The latest scam arrived in my inbox the other morning.
I’m sharing it with you in case you haven’t seen it yet, along with a couple easy ways to protect yourself from these opportunistic scum.
The email arrived with an innocuous enough subject line.
Subject: Your Amazon.com order #112-0225977-5553024
Like many of us, I order things from Amazon regularly, so an email from Amazon is not out of the ordinary.
The first and most obvious clue, for me, is I do not order from Amazon.com, but it’s Canadian counterpart, Amazon.ca. That set off the first warning bell.
The email warns me my order has not yet been shipped because of an incomplete billing profile, along with a request to log in to my Amazon account to “provide correct billing/card details” to avoid any further service disruptions.
This is my second and louder warning bell.
Amazon’s system does not permit you to complete an order without these details, which means they would never send you a request for your credit card information.
The third warning bell came when I held my mouse cursor over the “Login With Amazon” button.

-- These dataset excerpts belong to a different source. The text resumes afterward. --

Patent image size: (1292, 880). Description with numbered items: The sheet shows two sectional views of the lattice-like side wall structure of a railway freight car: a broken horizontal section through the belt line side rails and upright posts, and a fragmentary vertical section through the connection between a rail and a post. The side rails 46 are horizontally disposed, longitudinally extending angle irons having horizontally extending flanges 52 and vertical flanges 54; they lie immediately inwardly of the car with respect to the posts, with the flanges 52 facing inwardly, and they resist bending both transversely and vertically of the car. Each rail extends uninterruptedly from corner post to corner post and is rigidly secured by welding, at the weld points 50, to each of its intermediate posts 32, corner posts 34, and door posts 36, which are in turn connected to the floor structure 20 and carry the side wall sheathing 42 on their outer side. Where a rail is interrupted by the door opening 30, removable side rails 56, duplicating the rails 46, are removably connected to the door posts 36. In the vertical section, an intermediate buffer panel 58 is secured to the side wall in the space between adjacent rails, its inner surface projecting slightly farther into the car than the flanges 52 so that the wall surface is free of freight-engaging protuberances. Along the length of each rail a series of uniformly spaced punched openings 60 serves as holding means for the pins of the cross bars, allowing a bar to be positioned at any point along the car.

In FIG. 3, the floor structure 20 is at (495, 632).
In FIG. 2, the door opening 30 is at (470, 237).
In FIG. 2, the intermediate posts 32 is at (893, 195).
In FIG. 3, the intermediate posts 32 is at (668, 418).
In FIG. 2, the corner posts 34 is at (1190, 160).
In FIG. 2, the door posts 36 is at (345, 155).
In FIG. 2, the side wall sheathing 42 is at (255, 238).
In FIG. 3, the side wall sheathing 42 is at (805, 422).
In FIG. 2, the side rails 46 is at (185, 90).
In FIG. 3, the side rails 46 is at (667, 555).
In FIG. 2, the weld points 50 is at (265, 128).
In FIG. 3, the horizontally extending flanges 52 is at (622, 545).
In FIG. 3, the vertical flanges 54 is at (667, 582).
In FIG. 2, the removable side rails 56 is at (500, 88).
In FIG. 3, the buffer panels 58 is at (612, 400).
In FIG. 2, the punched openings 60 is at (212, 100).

It does not link to Amazon.com. In my case, the email links to
http:// corporosit .temp .swtest .ru / AMZ/
I’ve added the spaces so you can’t inadvertently click on the link.

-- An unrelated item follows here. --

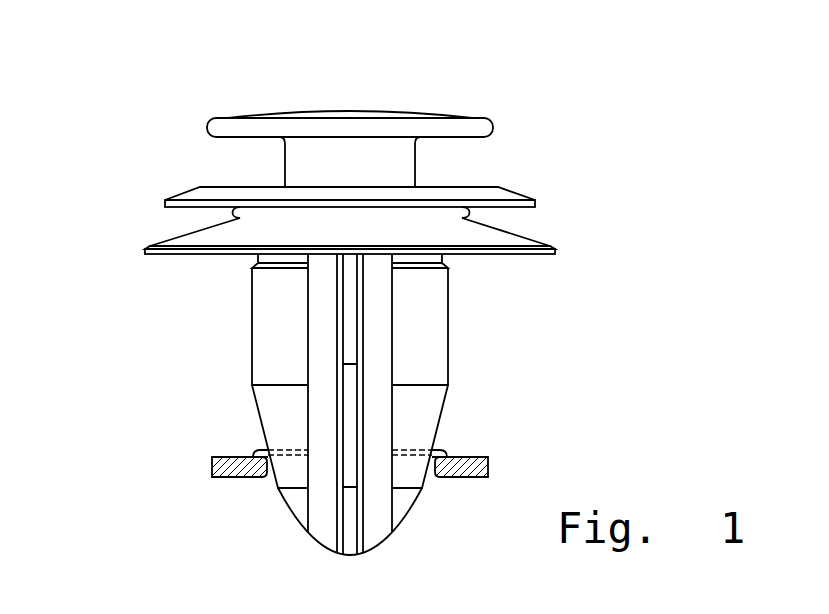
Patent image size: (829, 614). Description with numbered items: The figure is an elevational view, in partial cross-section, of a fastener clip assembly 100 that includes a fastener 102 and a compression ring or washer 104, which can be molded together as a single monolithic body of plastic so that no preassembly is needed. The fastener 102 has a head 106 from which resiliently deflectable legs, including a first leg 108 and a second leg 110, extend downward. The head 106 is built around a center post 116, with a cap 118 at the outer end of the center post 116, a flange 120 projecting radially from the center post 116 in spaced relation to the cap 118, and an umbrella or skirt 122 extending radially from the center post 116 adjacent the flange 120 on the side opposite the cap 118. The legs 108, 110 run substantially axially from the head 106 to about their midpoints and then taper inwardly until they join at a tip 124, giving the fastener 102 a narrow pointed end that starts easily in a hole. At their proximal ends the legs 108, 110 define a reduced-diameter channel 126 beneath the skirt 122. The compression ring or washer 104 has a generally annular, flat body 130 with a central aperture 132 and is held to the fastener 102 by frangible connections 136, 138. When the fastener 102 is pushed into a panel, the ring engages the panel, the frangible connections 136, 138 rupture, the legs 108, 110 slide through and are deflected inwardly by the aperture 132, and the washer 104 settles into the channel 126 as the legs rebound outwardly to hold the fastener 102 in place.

Here’s a screen shot of the entire email.
What To Do If You Receive This Email Scam
First and most important, if you receive this scam email in your inbox, DO NOT CLICK any link it contains.

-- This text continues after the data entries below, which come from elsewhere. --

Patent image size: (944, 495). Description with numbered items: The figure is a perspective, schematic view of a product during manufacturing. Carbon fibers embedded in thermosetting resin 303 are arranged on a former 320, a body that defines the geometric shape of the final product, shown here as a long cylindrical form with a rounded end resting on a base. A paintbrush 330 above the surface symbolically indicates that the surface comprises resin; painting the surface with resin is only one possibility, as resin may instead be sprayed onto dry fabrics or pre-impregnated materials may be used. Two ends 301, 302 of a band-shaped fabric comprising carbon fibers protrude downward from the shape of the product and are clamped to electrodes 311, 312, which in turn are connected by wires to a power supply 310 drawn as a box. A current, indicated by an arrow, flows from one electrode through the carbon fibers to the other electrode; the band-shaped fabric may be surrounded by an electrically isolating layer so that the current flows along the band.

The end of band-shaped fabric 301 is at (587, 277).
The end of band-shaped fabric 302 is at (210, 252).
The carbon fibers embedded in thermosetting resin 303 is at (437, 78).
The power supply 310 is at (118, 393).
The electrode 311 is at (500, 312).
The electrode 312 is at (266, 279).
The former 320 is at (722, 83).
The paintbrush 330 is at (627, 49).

Second, forward the entire message to [email protected] and let them deal with it.
Third, delete the email.
Amazon Will Respond Automatically
Amazon takes email scams seriously, and in an automated return email they offer some great advice. Follow it and you will be fine, even if you mistakenly clicked on one of those scam links and inadvertently gave them your information.
Thank you for writing to Amazon.ca to bring this to our attention.
Your message has been forwarded to our security department, and we will investigate the situation. Please note that you may not receive a personal response.
In all likelihood, the message you received was not sent to you by Amazon.ca. We strongly advise that you *not* send any information about yourself back to this individual (especially your credit card number or any personal information)
If you have already submitted any personal information to this person via e-mail or on a potentially fraudulent web site, you may wish to contact Customer Service for assistance. To send an e-mail to Customer Service, please visit https://www.amazon.ca/gp/help/customer/contact-us
In the future, if you are ever uncertain of the validity of an e-mail, even from us, don’t click on any supplied links–instead, type our web site address “https://www.amazon.ca” directly into your browser and follow the regular links to Your Account. Many unscrupulous spoofers mislead consumers by displaying one URL while taking the visitor to another.
By typing in a well-known address, you can avoid this trick.
Also, please be assured that Amazon.ca is not in the business of selling customer information. Many spammers and spoofers use programs that randomly generate e-mail addresses, in the hope that some percentage of these randomly-generated addresses will actually exist.
If you are trying to contact us about something other than a spoofed e-mail message, please contact Customer Service for assistance. To send an e-mail to Customer Service, please visit https://www.amazon.ca/gp/help/customer/contact-us
If you encounter any other uses of the Amazon.ca name that you think may be fraudulent, please do not hesitate to contact us again.
Thank you again for taking the time to notify us of this situation.